The Finance Act 2020 (“the Act”) came into force on 22 July 2020 allowing HMRC to hold company directors, shadow directors, or members of Limited Liability Partnerships jointly and severally liable for the company’s tax liabilities, albeit in limited scenarios involving insolvency or potential insolvency.
The Act provides that such liability arises where the individual is given a Joint Liability Notice (“JLN”). If a valid JLN is issued then the individual(s) and the company will become joint and severally liable for the company’s tax liabilities unless the company ceases to exist in which case the individual becomes solely liable. There are generally three occasions when this kind of notice will be given:
Tax avoidance and tax evasion cases
HMRC may issue a JLN to an individual if a company has entered into tax avoidance arrangements or engaged in tax evasive conduct and that the company is insolvent or there is a serious possibility of the company becoming insolvent. The JLN can only be issued to individual(s) responsible for the company entering the arrangement/engaging in the conduct or to individual(s) receiving a benefit which the individual knew came as a result of the arrangement/engagement. Finally, the JLN can only be issued in the event that there is, or is likely to be, a tax liability as a result of the arrangement/engagement and that there is a serious possibility that some or all of the liability will not be paid.
Repeated insolvency and non-payment cases
HMRC may also issue a JLN to an individual who has been ‘connected’ to two or more separate companies that were each subject to an insolvency procedure at the time they had a tax liability or had otherwise failed to account to HMRC. The individual will only be subject to a JLN if they are also connected to another new company that is carrying on a similar trade or activity to the two “old” insolvent companies. There are some additional time limits and minimum value requirements that HMRC will have to consider before issuing a JLN but in essence this provision restricts the ability of directors to start new ‘phoenix’ companies to succeed failed business ventures.

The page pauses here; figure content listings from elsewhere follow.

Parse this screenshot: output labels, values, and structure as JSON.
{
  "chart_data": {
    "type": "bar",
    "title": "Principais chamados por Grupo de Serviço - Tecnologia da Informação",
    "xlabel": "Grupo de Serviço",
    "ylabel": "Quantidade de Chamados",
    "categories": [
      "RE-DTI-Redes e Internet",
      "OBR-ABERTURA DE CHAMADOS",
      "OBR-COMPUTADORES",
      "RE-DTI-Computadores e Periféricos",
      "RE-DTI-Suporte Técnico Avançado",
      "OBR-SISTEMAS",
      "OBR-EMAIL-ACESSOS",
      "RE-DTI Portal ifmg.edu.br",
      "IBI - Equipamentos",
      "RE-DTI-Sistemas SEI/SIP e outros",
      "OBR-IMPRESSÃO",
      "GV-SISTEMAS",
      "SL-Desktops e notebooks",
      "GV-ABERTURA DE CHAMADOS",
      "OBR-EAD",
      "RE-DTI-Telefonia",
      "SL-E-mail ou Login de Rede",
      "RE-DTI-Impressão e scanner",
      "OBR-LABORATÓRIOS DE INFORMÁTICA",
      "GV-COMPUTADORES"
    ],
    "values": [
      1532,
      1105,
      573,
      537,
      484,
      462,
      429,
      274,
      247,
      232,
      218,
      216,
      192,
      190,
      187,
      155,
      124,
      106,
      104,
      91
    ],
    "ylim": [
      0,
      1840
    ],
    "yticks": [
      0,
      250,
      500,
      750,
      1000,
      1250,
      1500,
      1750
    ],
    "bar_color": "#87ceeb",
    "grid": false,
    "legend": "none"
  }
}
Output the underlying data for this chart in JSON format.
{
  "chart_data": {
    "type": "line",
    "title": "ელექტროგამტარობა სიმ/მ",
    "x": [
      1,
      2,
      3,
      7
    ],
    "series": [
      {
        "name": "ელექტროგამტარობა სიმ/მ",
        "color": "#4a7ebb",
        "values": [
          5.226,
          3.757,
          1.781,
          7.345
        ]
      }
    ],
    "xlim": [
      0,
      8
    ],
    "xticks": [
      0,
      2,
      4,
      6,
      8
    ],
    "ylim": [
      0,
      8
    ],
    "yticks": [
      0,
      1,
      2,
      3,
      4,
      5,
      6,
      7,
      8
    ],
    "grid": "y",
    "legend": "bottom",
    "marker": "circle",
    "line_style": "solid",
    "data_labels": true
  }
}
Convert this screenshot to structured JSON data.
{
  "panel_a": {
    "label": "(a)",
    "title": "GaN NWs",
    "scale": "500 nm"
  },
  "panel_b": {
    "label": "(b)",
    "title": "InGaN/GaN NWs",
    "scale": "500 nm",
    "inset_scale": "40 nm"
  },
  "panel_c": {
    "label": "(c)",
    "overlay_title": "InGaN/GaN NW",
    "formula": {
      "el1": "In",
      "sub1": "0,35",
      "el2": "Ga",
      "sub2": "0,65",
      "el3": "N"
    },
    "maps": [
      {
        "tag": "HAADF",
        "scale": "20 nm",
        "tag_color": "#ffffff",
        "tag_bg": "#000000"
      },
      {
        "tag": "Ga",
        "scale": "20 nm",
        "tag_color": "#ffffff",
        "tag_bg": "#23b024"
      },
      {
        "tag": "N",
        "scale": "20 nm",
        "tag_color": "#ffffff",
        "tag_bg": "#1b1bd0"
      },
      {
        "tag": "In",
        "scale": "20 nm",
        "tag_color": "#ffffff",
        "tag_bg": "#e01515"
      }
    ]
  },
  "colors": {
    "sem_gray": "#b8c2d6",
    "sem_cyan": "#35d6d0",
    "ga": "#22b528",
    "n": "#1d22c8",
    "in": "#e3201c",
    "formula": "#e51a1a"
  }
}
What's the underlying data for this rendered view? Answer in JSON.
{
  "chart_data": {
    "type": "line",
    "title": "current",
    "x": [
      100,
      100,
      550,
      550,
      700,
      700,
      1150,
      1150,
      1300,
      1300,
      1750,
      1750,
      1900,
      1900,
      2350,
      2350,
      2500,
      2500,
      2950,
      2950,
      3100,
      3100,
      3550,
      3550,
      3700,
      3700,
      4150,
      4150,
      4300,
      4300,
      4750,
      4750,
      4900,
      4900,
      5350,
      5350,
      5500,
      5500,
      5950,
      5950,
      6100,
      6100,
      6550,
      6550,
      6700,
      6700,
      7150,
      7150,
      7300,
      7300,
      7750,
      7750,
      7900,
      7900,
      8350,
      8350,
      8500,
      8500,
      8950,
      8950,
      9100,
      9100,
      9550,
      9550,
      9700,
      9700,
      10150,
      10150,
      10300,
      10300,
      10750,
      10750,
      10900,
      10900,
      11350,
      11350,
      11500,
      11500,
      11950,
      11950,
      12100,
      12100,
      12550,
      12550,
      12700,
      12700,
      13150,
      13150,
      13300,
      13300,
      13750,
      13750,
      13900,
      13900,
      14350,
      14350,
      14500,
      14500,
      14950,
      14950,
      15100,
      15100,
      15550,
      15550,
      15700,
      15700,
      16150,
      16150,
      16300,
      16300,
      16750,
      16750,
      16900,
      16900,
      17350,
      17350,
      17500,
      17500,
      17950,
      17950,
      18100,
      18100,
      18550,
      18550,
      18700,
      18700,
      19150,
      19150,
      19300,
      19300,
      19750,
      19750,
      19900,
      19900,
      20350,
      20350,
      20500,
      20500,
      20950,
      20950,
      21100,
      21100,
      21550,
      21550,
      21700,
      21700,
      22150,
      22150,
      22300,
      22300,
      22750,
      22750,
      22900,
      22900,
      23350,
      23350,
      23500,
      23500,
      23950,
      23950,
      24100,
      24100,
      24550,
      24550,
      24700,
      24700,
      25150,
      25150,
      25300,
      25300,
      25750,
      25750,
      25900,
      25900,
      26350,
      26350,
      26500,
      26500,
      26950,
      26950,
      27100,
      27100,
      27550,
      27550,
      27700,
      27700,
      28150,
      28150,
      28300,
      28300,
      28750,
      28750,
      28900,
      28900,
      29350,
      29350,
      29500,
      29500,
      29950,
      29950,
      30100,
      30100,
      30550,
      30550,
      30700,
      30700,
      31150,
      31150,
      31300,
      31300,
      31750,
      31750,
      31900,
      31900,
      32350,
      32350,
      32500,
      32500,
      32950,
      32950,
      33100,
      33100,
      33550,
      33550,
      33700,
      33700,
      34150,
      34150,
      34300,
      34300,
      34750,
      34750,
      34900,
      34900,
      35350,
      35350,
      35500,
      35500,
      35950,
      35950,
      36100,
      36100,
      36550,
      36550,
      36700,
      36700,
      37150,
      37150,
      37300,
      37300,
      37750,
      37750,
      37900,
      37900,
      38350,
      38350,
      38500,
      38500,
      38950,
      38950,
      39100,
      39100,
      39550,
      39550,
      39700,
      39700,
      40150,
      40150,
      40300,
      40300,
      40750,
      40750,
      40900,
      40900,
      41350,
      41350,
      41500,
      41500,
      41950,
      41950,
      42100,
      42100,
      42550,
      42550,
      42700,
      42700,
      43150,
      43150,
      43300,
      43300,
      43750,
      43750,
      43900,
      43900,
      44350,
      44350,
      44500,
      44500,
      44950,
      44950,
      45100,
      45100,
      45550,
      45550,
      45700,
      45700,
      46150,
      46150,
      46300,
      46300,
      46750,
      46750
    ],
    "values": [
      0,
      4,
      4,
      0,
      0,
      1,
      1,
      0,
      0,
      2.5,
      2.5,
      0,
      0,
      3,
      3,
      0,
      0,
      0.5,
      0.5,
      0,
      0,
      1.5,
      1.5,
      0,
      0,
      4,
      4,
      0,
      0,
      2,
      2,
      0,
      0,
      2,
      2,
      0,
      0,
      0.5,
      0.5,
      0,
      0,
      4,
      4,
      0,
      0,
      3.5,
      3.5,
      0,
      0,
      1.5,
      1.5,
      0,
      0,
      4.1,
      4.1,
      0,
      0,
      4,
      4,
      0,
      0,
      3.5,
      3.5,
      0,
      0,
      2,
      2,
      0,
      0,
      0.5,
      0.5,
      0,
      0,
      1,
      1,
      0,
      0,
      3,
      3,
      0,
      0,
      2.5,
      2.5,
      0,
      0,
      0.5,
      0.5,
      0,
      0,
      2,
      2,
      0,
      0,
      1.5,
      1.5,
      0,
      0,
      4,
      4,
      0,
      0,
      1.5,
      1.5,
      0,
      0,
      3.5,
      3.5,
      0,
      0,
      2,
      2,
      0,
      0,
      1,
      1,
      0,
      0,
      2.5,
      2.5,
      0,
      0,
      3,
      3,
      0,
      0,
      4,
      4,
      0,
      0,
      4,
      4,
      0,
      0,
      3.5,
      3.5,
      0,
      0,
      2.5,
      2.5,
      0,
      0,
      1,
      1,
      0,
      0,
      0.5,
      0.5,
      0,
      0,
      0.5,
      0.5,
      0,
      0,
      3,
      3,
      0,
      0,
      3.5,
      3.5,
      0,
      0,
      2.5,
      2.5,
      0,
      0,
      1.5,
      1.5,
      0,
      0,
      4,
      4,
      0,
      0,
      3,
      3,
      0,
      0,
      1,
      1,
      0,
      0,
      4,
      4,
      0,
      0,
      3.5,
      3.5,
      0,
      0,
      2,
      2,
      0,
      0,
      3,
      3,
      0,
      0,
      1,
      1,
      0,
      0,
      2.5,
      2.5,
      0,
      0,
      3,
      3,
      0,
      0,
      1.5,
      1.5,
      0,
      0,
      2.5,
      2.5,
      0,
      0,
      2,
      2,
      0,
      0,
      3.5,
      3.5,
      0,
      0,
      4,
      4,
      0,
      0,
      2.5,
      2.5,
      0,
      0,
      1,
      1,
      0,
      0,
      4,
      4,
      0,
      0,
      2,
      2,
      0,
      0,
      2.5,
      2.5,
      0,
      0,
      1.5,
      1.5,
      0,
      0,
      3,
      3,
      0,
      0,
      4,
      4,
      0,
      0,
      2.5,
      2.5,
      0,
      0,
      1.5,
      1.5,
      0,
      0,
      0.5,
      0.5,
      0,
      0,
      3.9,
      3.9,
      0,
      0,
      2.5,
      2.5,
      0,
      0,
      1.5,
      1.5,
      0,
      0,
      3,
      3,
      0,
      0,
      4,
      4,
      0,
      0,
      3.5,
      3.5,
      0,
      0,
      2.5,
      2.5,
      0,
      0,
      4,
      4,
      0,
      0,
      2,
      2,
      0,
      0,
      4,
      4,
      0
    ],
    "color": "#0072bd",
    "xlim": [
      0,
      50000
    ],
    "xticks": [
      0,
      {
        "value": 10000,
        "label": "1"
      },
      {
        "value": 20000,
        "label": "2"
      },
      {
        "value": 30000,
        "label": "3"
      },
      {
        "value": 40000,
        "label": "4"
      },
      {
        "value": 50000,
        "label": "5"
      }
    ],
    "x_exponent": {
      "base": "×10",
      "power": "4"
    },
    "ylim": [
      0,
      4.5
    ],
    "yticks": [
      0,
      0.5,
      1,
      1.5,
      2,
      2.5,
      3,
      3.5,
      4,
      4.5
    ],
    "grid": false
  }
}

Cases involving penalty for facilitating avoidance or evasion
The final circumstance in which HMRC can issue a JLN occurs when a penalty has been imposed by HMRC on a company under a number of specified provisions linked to tax avoidance or evasion. These specified provisions are detailed in the Act. If the company then becomes subject to an insolvency procedure, or is in real danger of doing so, then an individual can be issued with a JLN if they were a director or shadow director at the time the act or omission leading to the penalty took place and there is a serious possibility that some or all of the penalty will not be repaid.
Those in receipt of a JLN have a limited ability to request a review or appeal to the First-tier Tribunal providing that they do so within 30 days. Directors should seek legal advice on their potential personal liability if they are considering a restructuring or insolvency procedure as the impact of a JLN could be devastating. Shadow directors, managers, shareholders, lenders or other connected parties could also theoretically be held liable due to the broad scope of the legislation and should also obtain legal advice if they are concerned about the solvency of their company.
The contents of this article are intended for general information purposes only and shall not be deemed to be, or constitute legal advice. We cannot accept responsibility for any loss as a result of acts or omissions taken in respect of this article.